Wednesday, February 10, 2016

Deja Galatea

 It was a sunny day in the meadows of Galatea.  A boy named Claude was laying on the ground beneath some tall threads of grass that were waving back and forth in front of his eyes.  He looked through them at the ceiling of the world, where the sun was busy making its way over to a delta in the west.  The grass seemed to cry for his attention by blocking out the brightness every few seconds.  It was miraculous to the boy that things that couldn't move or speak still had ways of making themselves known. 

He lay like that for several hours, closing his eyes and letting his thoughts wander.  He was tired; tired of life, tired of work... Tired of spending hours on the farm.  He wanted to be like his friend Pierre, who made a living escorting people up and down the river in a boat all day.  The only skill required of him was to row, which seemed like a perfect and easy life to Claude.  How nice it would be to just drift along with the current, meeting new people, getting paid to see nature and all the treasures it brings. 

The sky began to darken, so he got up and stretched his arms.  Since he'd been on the ground for so long, the loosening of his muscles felt even better to him than a massage would.  He looked around.  The fields whistled in the wind with every bit of discretion that a kitten stalking a squirrel had.  The grass was interspersed with yellow flowers that complemented its greenery perfectly.  Below the hills there flowed a stream that meandered through the meadows as slowly as the sun moving above.  Surrounding the valley there were sugar-glazed mountains connected to each other by rainbows.  When it rained in the valley, everything had a hint of sweetness that may have been caused by an ocean of sugar instead of salt.  Nobody knew for sure, because none of the travelers came from beyond the great delta to tell them.  The delta itself was a cosmopolitan of all sorts of bird species that flocked there whenever the lands of the north became too cold.  It was a landscape exempt from any roughness, and for anyone who'd never left the valley, as Claude never had, the world seemed like a place of permanent serenity. 

Sometimes cherubs would come to the valley and play sweet lullabies for the children of Galatea, but most of the time they just played with each other in the clouds.  They lived in the mountains, on terraces of travertine that had snow hanging off them like frosting: giant crags of ice that had been landlocked millions of years ago by colliding plates.  There's a myth about the cherubs, stating they'd come from the interbreeding of birds and humans, but most visitors laughed at such ideas. 

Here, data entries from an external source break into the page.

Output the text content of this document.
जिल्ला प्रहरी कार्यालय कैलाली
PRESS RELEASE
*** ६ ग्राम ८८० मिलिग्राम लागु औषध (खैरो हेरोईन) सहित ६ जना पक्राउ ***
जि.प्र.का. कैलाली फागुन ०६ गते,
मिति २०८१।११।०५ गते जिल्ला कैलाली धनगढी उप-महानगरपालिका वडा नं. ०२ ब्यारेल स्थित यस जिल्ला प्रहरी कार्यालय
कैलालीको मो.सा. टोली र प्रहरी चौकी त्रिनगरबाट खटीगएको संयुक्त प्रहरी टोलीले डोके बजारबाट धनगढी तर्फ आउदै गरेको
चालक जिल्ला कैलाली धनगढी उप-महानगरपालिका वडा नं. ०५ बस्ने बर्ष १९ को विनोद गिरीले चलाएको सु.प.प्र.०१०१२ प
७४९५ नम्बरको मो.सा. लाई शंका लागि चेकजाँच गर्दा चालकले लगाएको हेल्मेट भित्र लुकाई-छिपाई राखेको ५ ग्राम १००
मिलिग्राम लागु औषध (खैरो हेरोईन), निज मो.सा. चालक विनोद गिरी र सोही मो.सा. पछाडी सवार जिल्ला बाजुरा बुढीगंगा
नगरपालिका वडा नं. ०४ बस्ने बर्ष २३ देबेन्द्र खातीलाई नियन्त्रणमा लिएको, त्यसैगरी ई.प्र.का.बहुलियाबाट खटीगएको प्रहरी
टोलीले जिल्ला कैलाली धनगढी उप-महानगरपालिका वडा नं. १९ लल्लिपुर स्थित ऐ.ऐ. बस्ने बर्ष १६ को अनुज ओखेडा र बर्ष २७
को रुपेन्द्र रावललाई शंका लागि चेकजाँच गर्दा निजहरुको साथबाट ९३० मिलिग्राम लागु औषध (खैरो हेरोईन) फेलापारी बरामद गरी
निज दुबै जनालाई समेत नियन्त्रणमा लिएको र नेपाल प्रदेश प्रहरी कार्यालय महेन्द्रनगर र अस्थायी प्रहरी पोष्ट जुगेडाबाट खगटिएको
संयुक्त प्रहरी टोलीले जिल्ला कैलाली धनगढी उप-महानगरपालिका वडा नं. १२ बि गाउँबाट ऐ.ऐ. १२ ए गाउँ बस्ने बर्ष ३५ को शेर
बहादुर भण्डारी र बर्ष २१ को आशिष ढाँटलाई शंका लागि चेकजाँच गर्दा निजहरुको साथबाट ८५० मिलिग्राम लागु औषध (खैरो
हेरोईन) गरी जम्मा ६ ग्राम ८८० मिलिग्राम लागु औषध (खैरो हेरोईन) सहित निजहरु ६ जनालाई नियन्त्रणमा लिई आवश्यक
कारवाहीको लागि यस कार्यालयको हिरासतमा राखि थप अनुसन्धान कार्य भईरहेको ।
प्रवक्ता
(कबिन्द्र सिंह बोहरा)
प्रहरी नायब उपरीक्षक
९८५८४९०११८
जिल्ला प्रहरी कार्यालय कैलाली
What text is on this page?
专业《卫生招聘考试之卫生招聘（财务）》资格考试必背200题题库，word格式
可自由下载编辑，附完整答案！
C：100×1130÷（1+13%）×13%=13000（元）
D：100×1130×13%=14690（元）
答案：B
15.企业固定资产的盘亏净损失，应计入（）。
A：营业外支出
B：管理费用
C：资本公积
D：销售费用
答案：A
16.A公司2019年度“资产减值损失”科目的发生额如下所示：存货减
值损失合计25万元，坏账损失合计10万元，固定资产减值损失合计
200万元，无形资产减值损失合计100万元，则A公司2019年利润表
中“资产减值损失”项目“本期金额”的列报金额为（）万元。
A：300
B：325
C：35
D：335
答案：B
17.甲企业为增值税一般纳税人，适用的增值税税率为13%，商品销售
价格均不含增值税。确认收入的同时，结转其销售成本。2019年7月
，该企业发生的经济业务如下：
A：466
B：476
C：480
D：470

Claude looked to the west and saw a golden apple tree silhouetted by the sunset, and beyond that the orange-stricken waterways of the delta.  There was another silhouette moving over the greens; this one had the shape of a woman.  He spotted another, much smaller than hers.  They were bouncing towards the apple tree over the blades of grass, ever so lightly.  When the woman spotted Claude watching her, she waved at him, inviting him to come near. 

He was more of a shy fellow, so he kept away from them for a while.  But the urge to see her better was stronger than his fear of strangers, so he crept forward.  Once he came close enough, he saw that she was holding a parasol to keep the wind from blowing any loose grains into her face.  She wore a ruffled white dress that fanned out towards the bottom, and a hat that kept a bundle of auburn hair underneath it.  A scarf she wore blew sideways in the gale.  Her cheeks were as rosy as a youngling’s, yet the way she walked gave her the type of poise held only by women who were older in years.  The peachy color of her skin matched the fibers of the grass and the yellow flowers about her feet.  He wanted to capture this image of her forever, but he didn't know how. 

Already the bulbs of the flowers were illuminating themselves upon the darkening of dusk.  They did this every night, as soon as the sun set behind the delta.  The whole valley would light up, like a bustling metropolis with a matrix of glossy windows.  His eyes lit up too, because he was coming to realize that she was one of the most beautiful women he'd ever seen.  In the half-light of the setting sun, he watched her as she bent down to pick up one of the flowers and show it to the child.  She was looking into it with the kind of depth that revealed the location of a hidden soul.  The light emitted from its bulb painted a sunny face entranced by what it was seeing.  Off in the distance, the cherubs were making their music again; the silky, milky, notes of their lullabies swirled around her ears and made her smile with warmth. 

In her eyes he saw the most curious reflection: a stream running through a garden, and a bridge arcing across it.  The flowers of the garden had a brilliant array of colors, the likes of which he'd never seen in Galatea.  Yet he still felt they were familiar in some way.  He could have sworn he'd seen the woman with the parasol wandering through that garden before, holding her child's hand; and maybe he'd even been there with them, in a life long ago.